You need to watch out for a couple landmines before embarking on this. Firstly, you need to avoid affirming the debt. When you affirm the debt it gives them grounds to restart the clock and if your negotiations fail, you don't want that. Secondly, you don't want to pay them until you have, in writing, a statement of what you're getting in consideration for paying. In other words, if you call your creditor and say "I will pay in full if you remove this from my credit report" and they say "ok great we'll certainly do that, I can take payment over the phone". Stop right there. Six months after this happens you don't want to find out that the person you spoke to thought you meant marking the debt as paid as opposed to fully removing it. You need to demand that they give you written notice that they will be removing the collection record from ALL of your credit reports and that the debt will be fully settled.
As a side note, you can start negotiations by offering a lower amount than full. For example you might say something like "I see on my credit report that you've listed this collection account against me. I can not affirm that that debt is valid but if you agree to take 50% and remove the record from my credit report". From here they could say anything but at least you've given yourself room to negotiate.
Edit:
To get back to your original question. The impact to your score will probably be pretty big if you are successful in having all of your collection accounts removed.

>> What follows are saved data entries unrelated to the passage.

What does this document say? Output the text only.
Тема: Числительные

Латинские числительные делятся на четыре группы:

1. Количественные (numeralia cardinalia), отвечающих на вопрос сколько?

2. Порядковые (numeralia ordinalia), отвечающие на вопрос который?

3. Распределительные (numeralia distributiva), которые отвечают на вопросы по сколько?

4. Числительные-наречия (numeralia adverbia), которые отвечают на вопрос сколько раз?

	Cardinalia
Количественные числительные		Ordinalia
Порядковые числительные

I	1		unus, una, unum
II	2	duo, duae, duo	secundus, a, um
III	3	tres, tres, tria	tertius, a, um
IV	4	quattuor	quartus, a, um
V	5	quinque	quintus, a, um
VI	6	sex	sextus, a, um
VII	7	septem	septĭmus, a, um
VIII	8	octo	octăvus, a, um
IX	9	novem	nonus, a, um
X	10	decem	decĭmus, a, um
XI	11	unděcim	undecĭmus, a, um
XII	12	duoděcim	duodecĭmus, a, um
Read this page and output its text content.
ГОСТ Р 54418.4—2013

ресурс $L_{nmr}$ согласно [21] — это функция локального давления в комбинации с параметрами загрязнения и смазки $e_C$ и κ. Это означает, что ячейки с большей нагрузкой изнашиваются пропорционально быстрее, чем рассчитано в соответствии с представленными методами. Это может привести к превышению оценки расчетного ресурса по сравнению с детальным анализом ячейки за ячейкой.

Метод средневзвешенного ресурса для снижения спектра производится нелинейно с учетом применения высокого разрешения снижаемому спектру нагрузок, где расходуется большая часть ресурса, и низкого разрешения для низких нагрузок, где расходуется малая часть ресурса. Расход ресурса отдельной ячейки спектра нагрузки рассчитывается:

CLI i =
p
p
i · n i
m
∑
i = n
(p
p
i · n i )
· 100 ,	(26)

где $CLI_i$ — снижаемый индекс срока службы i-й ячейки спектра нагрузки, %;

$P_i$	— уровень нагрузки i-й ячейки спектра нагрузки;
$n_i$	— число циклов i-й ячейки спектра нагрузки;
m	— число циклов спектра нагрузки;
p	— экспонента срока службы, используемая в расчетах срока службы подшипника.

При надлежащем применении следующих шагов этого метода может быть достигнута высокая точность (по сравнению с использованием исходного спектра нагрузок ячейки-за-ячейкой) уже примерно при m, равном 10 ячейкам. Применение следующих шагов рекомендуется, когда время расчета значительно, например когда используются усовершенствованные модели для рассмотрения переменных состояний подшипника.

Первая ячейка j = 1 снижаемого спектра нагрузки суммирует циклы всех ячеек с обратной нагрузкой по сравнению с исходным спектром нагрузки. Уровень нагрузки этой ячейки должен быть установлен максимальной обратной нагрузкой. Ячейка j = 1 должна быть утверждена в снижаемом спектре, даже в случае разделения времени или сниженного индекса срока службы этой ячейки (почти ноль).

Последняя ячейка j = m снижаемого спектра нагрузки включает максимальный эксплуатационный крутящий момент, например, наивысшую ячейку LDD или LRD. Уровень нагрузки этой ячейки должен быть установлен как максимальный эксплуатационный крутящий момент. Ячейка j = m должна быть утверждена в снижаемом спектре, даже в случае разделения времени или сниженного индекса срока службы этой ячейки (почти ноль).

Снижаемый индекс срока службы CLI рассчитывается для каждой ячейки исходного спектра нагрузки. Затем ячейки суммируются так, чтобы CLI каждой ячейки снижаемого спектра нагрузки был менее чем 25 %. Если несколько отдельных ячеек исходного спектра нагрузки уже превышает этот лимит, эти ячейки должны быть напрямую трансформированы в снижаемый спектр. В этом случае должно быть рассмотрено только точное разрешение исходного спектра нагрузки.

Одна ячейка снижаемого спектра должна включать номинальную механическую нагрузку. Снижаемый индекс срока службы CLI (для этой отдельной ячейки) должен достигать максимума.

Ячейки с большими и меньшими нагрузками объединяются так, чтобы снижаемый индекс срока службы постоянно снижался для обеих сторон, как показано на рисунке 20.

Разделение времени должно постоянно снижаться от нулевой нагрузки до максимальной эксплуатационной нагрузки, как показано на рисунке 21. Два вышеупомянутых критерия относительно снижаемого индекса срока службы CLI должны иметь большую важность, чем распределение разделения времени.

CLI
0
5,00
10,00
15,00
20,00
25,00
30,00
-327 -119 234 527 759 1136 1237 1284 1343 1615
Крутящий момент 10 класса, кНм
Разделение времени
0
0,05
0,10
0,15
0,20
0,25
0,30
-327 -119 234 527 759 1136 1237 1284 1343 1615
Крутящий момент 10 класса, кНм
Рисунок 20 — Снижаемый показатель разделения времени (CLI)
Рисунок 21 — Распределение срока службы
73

Creditkarma will provide you with a free FAKO score and can give you what your score would be if you do certain things (like pay off collections accounts).
As far as how fast the score will be updated, it'll be updated as fast as the collector removes your account. I'm guessing the process would take around a month. I'm basing that on how long it takes to do a credit report dispute. It could be less time if all your creditors do their reporting very quickly. It could be more if they don't do what they're supposed to and you have to do a dispute.